Invasão de escola e divergências sobre providenciais cautelares marcam manhã da prova

Invasão de escola e divergências sobre providenciais cautelares marcam manhã da prova

 

Lusa/AO online   Nacional   22 de Jul de 2014, 12:31

A invasão de uma escola no Porto e as divergências entre Ministério da Educação e sindicatos sobre as providências cautelares relativas à prova de avaliação de professores marcaram a manhã do exame, agendado para esta terça-feira em 80 escolas.

Cerca de 20 manifestantes invadiram a Escola Secundaria Rodrigues de Freiras, na Cedofeita, Porto. Os manifestantes do movimento "Boicote&Cerco" entraram no átrio e corredores da escola com apitos, tachos e megafones, para perturbar a realização do exame, para o qual estavam inscritos 50 professores, tendo comparecido apenas 12.

Apesar das indicações dadas às escolas pelo Ministério da Educação para que não fosse permitida a entrada nas escolas de pessoas não diretamente ligadas à realização da prova, em algumas escolas realizaram-se reuniões sindicais convocadas pela Fenprof para a mesma hora do exame, para dar justificação aos professores efetivos para não comparecerem ao serviço de vigilância aos colegas.
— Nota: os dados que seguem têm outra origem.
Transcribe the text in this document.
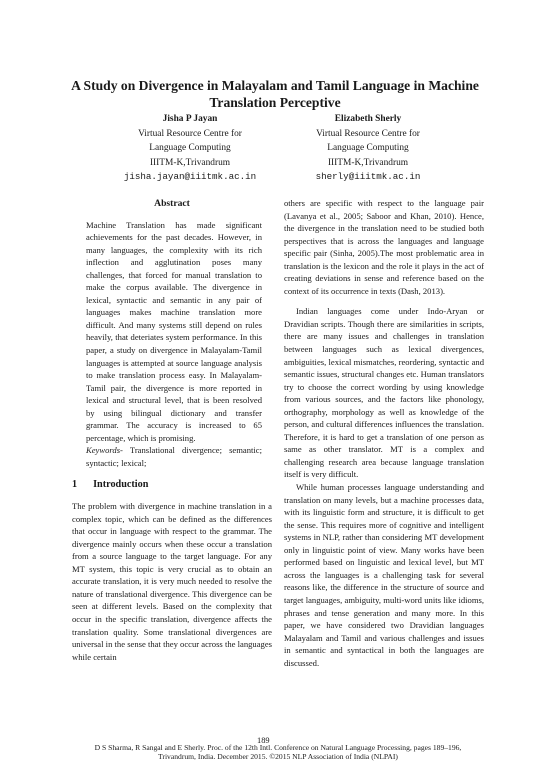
A Study on Divergence in Malayalam and Tamil Language in Machine
Translation Perceptive
Jisha P Jayan
Virtual Resource Centre for
Language Computing
IIITM-K,Trivandrum
jisha.jayan@iiitmk.ac.in
Elizabeth Sherly
Virtual Resource Centre for
Language Computing
IIITM-K,Trivandrum
sherly@iiitmk.ac.in
Abstract

Machine Translation has made significant achievements for the past decades. However, in many languages, the complexity with its rich inflection and agglutination poses many challenges, that forced for manual translation to make the corpus available. The divergence in lexical, syntactic and semantic in any pair of languages makes machine translation more difficult. And many systems still depend on rules heavily, that deteriates system performance. In this paper, a study on divergence in Malayalam-Tamil languages is attempted at source language analysis to make translation process easy. In Malayalam-Tamil pair, the divergence is more reported in lexical and structural level, that is been resolved by using bilingual dictionary and transfer grammar. The accuracy is increased to 65 percentage, which is promising.

Keywords- Translational divergence; semantic; syntactic; lexical;

1 Introduction

The problem with divergence in machine translation in a complex topic, which can be defined as the differences that occur in language with respect to the grammar. The divergence mainly occurs when these occur a translation from a source language to the target language. For any MT system, this topic is very crucial as to obtain an accurate translation, it is very much needed to resolve the nature of translational divergence. This divergence can be seen at different levels. Based on the complexity that occur in the specific translation, divergence affects the translation quality. Some translational divergences are universal in the sense that they occur across the languages while certain

others are specific with respect to the language pair (Lavanya et al., 2005; Saboor and Khan, 2010). Hence, the divergence in the translation need to be studied both perspectives that is across the languages and language specific pair (Sinha, 2005).The most problematic area in translation is the lexicon and the role it plays in the act of creating deviations in sense and reference based on the context of its occurrence in texts (Dash, 2013).

Indian languages come under Indo-Aryan or Dravidian scripts. Though there are similarities in scripts, there are many issues and challenges in translation between languages such as lexical divergences, ambiguities, lexical mismatches, reordering, syntactic and semantic issues, structural changes etc. Human translators try to choose the correct wording by using knowledge from various sources, and the factors like phonology, orthography, morphology as well as knowledge of the person, and cultural differences influences the translation. Therefore, it is hard to get a translation of one person as same as other translator. MT is a complex and challenging research area because language translation itself is very difficult.

While human processes language understanding and translation on many levels, but a machine processes data, with its linguistic form and structure, it is difficult to get the sense. This requires more of cognitive and intelligent systems in NLP, rather than considering MT development only in linguistic point of view. Many works have been performed based on linguistic and lexical level, but MT across the languages is a challenging task for several reasons like, the difference in the structure of source and target languages, ambiguity, multi-word units like idioms, phrases and tense generation and many more. In this paper, we have considered two Dravidian languages Malayalam and Tamil and various challenges and issues in semantic and syntactical in both the languages are discussed.

189
D S Sharma, R Sangal and E Sherly. Proc. of the 12th Intl. Conference on Natural Language Processing, pages 189–196,
Trivandrum, India. December 2015. ©2015 NLP Association of India (NLPAI)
O secretário-geral da Fenprof, Mário Nogueira, que está em Viseu, disse que, com a realização da Prova de Avaliação de Capacidades e Conhecimentos (PACC), o Ministério da Educação está a incorrer num crime de desobediência aos tribunais.
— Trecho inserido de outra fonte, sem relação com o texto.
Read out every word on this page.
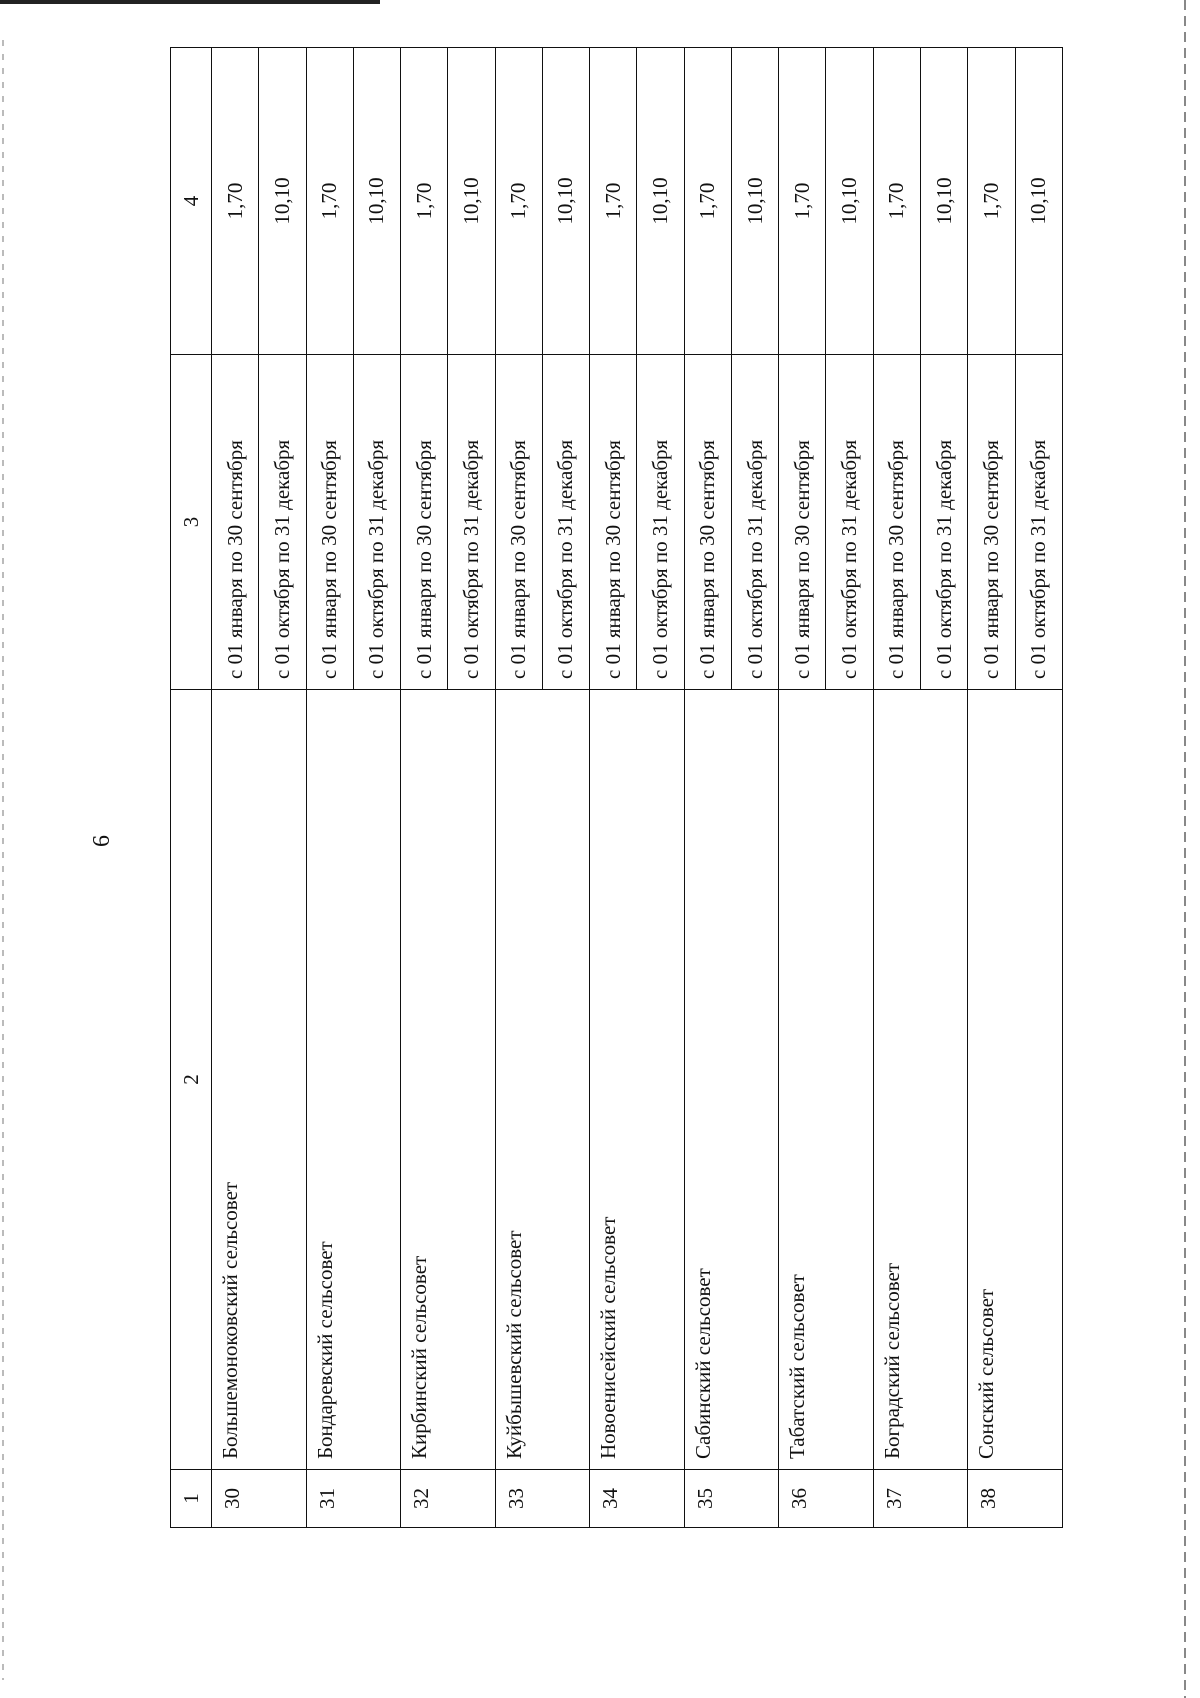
6
1	2	3	4
30	Большемоноковский сельсовет	с 01 января по 30 сентября	1,70
		с 01 октября по 31 декабря	10,10
31	Бондаревский сельсовет	с 01 января по 30 сентября	1,70
		с 01 октября по 31 декабря	10,10
32	Кирбинский сельсовет	с 01 января по 30 сентября	1,70
		с 01 октября по 31 декабря	10,10
33	Куйбышевский сельсовет	с 01 января по 30 сентября	1,70
		с 01 октября по 31 декабря	10,10
34	Новоенисейский сельсовет	с 01 января по 30 сентября	1,70
		с 01 октября по 31 декабря	10,10
35	Сабинский сельсовет	с 01 января по 30 сентября	1,70
		с 01 октября по 31 декабря	10,10
36	Табатский сельсовет	с 01 января по 30 сентября	1,70
		с 01 октября по 31 декабря	10,10
37	Боградский сельсовет	с 01 января по 30 сентября	1,70
		с 01 октября по 31 декабря	10,10
38	Сонский сельсовет	с 01 января по 30 сентября	1,70
		с 01 октября по 31 декабря	10,10
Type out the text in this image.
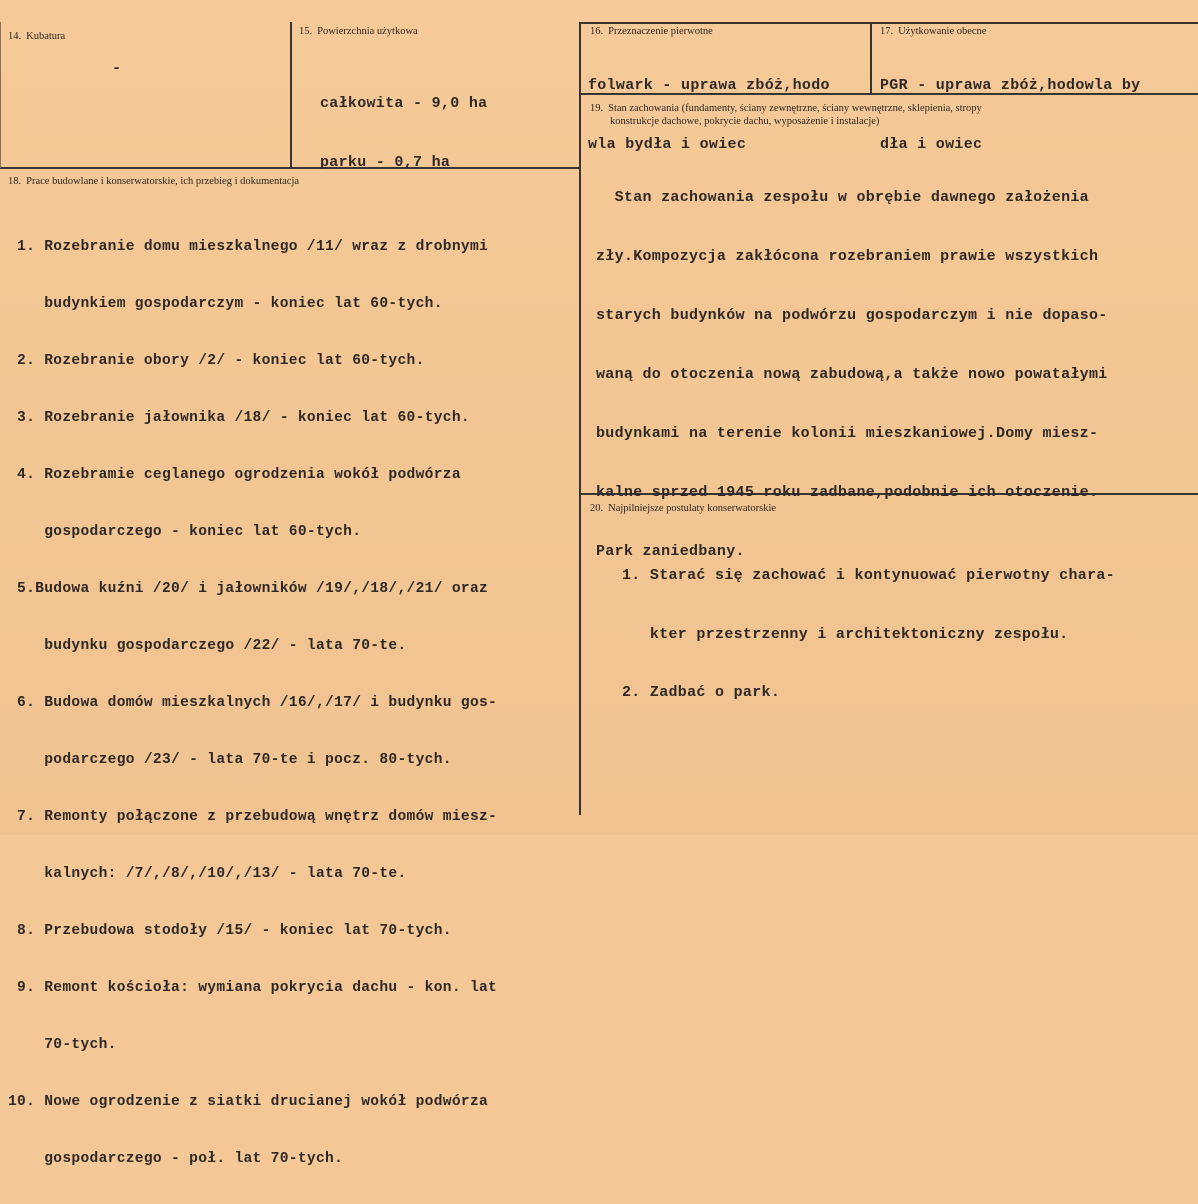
14. Kubatura
-
15. Powierzchnia użytkowa

całkowita - 9,0 ha

parku - 0,7 ha

16. Przeznaczenie pierwotne

folwark - uprawa zbóż,hodo

wla bydła i owiec

17. Użytkowanie obecne

PGR - uprawa zbóż,hodowla by

dła i owiec

19. Stan zachowania (fundamenty, ściany zewnętrzne, ściany wewnętrzne, sklepienia, stropy
konstrukcje dachowe, pokrycie dachu, wyposażenie i instalacje)

Stan zachowania zespołu w obrębie dawnego założenia

zły.Kompozycja zakłócona rozebraniem prawie wszystkich

starych budynków na podwórzu gospodarczym i nie dopaso-

waną do otoczenia nową zabudową,a także nowo powatałymi

budynkami na terenie kolonii mieszkaniowej.Domy miesz-

kalne sprzed 1945 roku zadbane,podobnie ich otoczenie.

Park zaniedbany.

18. Prace budowlane i konserwatorskie, ich przebieg i dokumentacja

1. Rozebranie domu mieszkalnego /11/ wraz z drobnymi

budynkiem gospodarczym - koniec lat 60-tych.

2. Rozebranie obory /2/ - koniec lat 60-tych.

3. Rozebranie jałownika /18/ - koniec lat 60-tych.

4. Rozebramie ceglanego ogrodzenia wokół podwórza

gospodarczego - koniec lat 60-tych.

5.Budowa kuźni /20/ i jałowników /19/,/18/,/21/ oraz

budynku gospodarczego /22/ - lata 70-te.

6. Budowa domów mieszkalnych /16/,/17/ i budynku gos-

podarczego /23/ - lata 70-te i pocz. 80-tych.

7. Remonty połączone z przebudową wnętrz domów miesz-

kalnych: /7/,/8/,/10/,/13/ - lata 70-te.

8. Przebudowa stodoły /15/ - koniec lat 70-tych.

9. Remont kościoła: wymiana pokrycia dachu - kon. lat

70-tych.

10. Nowe ogrodzenie z siatki drucianej wokół podwórza

gospodarczego - poł. lat 70-tych.

20. Najpilniejsze postulaty konserwatorskie

1. Starać się zachować i kontynuować pierwotny chara-

kter przestrzenny i architektoniczny zespołu.

2. Zadbać o park.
Isto porque, segundo Mário Nogueira, à hora do início da prova (10:30 horas), o Ministério da Educação não tinha apresentado resolução fundamentada alegando o interesse público junto dos tribunais administrativos e fiscais de Lisboa e Coimbra relativamente às providências cautelares apresentadas pela Fenprof.

"Se assim for, ao realizar-se a prova, estamos perante um crime de desobediência qualificada", frisou, explicando que "o Ministério da Educação tem de provar que, até à hora de se iniciar este ato, tomou as medidas que era obrigado a tomar".
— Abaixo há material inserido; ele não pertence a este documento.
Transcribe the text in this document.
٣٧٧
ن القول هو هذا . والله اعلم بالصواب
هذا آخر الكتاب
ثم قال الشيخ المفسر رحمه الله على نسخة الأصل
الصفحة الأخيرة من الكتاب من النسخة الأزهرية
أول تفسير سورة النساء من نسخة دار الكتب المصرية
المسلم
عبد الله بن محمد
Caso contrário, "o que vai acontecer é que provavelmente vai ser anulado", acrescentou.

No entanto, contactado pela Lusa, o MEC esclareceu, que das providências cautelares interpostas pelos sindicatos apenas recebeu notificações de quatro tribunais, tendo entregado as resoluções fundamentadas exigidas no âmbito do processo na sexta-feira da semana passada e na segunda-feira.

O MEC acrescentou que nenhuma das decisões dos tribunais definiu o decretamento provisório das providências cautelares e que ao ter apresentado as resoluções fundamentadas exigidas não há lugar a qualquer suspensão da prova, continuando o processo a decorrer nos tribunais.

Mário Nogueira participou na Escola Básica 2/3 Azeredo Perdigão, em Viseu, num plenário de professores que teve início após um impasse: o diretor da escola tinha indicado aos dirigentes da Fenprof o refeitório como o local onde poderia ser realizado o plenário algum tempo depois foi dada a indicação de que a reunião não poderia acontecer na escola, tendo sido sugerido um outro espaço a 300 metros.

Mário Nogueira ameaçou pedir a identificação de quem estivesse a impedir a realização do plenário, recorrendo aos agentes da PSP que estavam junto à escola, e o plenário acabaria por começar cerca das 10:15.

Outros dirigentes da Fenprof queixaram-se de terem sido barrados em outras escolas de Viseu e também em Évora.

O movimento "Boicote&Cerco" garantiu, por seu lado, que alguns vigilantes inviabilizaram esta manhã a realização do exame preferindo participar em reuniões sindicais, dando como exemplos os casos de escolas em Gaia, Guimarães e Braga.

“Na escola de Oliveira do Bairro, em Vila Nova de Gaia, o boicote é de 100%, ninguém vigia a prova”, disse à Lusa Aurora Lima, à porta da Escola Básica 2/3 Manuel da Maia, em Campo de Ourique.

A responsável do movimento adiantou que, na escola secundária de São Torcato, em Guimarães, também não houve professores [a fazer a] vigilância da prova, tendo estes aderido à reunião sindical promovida no estabelecimento de ensino.

Também na secundária de Amares, em Braga, o boicote foi total, segundo Aurora lima.

Cerca de quatro mil professores contratados estavam inscritos para a prova de avaliação que decorreu hoje de manhã, teste que tem sido alvo de forte contestação por parte dos sindicatos.